Pete - I'm moving our apps slowly and gradually to C#, based primarily on
some
things you've said in the past in this forum. These days I don't know just
what to
recommend to management. Our core apps are screen driven COBOL from the
seventies,
which have been converted and migrated across six different platforms over
the past
three decades. Formerly I had been a strong proponent of COBOL for
precisely that
reason... relative hardware independence. Moving to another system
involved
modifying screen behavior and some minor differences in file system
hosting (i.e,
the behavior of ISAM on whatever database system upon which it is
implemented).
Never simple but always do-able.
Consequently, the core algorithms - the processing guts - could remain
untouched,
except where needed in order to accommodate changing business needs. The
rest of the
code however has been adulterated with kludge upon kludge to make it fit
whatever
platform we happened to be running on for the time being. Our most recent
conversion
was to SQL server using ADO with some help from you and Frederico. But
whether or
not Microsoft will be the platform of choice another decade from now is
not certain.
Same can be said for C#. So I'm not entirely sold.
Note that what the programs actually do hasn't changed. Not that a rewrite
hasn't
been tried before.
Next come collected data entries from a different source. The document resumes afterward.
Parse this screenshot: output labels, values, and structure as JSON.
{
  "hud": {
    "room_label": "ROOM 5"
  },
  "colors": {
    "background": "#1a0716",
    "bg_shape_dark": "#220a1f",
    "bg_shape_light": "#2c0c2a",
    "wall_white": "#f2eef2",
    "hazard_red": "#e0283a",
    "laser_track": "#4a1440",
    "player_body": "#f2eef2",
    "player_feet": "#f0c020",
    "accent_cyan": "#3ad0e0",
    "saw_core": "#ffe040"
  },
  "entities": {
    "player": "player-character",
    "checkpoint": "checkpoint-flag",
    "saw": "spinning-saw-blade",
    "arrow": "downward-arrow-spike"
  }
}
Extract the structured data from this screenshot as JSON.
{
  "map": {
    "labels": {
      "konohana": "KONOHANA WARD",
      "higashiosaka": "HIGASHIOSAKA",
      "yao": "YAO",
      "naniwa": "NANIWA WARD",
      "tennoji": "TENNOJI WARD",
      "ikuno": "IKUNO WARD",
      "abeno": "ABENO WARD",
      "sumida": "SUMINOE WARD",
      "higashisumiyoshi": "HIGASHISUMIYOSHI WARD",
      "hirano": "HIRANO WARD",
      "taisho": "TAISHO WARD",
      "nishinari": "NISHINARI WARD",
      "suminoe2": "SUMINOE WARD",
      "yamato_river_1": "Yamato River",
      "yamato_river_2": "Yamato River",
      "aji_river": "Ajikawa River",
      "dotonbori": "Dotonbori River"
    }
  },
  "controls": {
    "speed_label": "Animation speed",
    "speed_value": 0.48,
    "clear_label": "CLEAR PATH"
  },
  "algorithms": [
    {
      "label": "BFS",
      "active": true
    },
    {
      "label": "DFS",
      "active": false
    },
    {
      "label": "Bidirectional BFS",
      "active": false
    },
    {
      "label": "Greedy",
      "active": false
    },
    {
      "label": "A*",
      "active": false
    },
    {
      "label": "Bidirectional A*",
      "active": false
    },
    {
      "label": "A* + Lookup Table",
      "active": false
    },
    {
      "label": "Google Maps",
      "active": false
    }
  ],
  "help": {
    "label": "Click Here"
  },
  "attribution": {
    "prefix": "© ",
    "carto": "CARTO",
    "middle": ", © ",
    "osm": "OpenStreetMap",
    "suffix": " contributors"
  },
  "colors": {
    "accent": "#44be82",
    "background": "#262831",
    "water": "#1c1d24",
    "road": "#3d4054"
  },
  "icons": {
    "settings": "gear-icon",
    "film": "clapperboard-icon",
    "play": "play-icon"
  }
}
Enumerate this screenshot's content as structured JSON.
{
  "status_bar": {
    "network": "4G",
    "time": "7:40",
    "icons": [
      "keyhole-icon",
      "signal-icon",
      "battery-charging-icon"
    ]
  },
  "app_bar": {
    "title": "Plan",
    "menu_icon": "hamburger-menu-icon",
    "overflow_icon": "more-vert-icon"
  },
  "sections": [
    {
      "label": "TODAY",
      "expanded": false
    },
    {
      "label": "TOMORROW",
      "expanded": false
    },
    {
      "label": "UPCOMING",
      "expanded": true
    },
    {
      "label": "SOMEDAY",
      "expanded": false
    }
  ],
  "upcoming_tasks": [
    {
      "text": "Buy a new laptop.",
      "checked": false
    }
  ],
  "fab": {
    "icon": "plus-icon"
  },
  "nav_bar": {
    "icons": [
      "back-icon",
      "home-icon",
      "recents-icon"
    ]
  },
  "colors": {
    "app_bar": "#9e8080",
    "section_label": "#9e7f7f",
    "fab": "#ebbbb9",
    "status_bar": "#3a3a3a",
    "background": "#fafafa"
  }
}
Earlier this decade, I was canned and another team
brought in to
rewrite the most important apps in a more "modern" language (read VB).
Disastrous.
Just seeing the results of someone's attempt to write a bill of materials
explosion,
which is essentially a mere training exercise when done in COBOL with ISAM
- using
in-memory tables and bubble sorts is almost humorous.
Now I'm back in, and they're asking me what to do. Unfortunately I can no
longer
recommend COBOL. Not because it can't do the job, but because it's
becoming less and
less likely to remain viable. It sounds to me like your approach is yet
another stop
gap approach... essentially the same thing we've been doing for the past
30 years.
Good luck in your endeavor. I can see where this would be a handy short
term
solution for those with large volumes of code. We've already been there
and done it.
Not using your technique, but with the same result.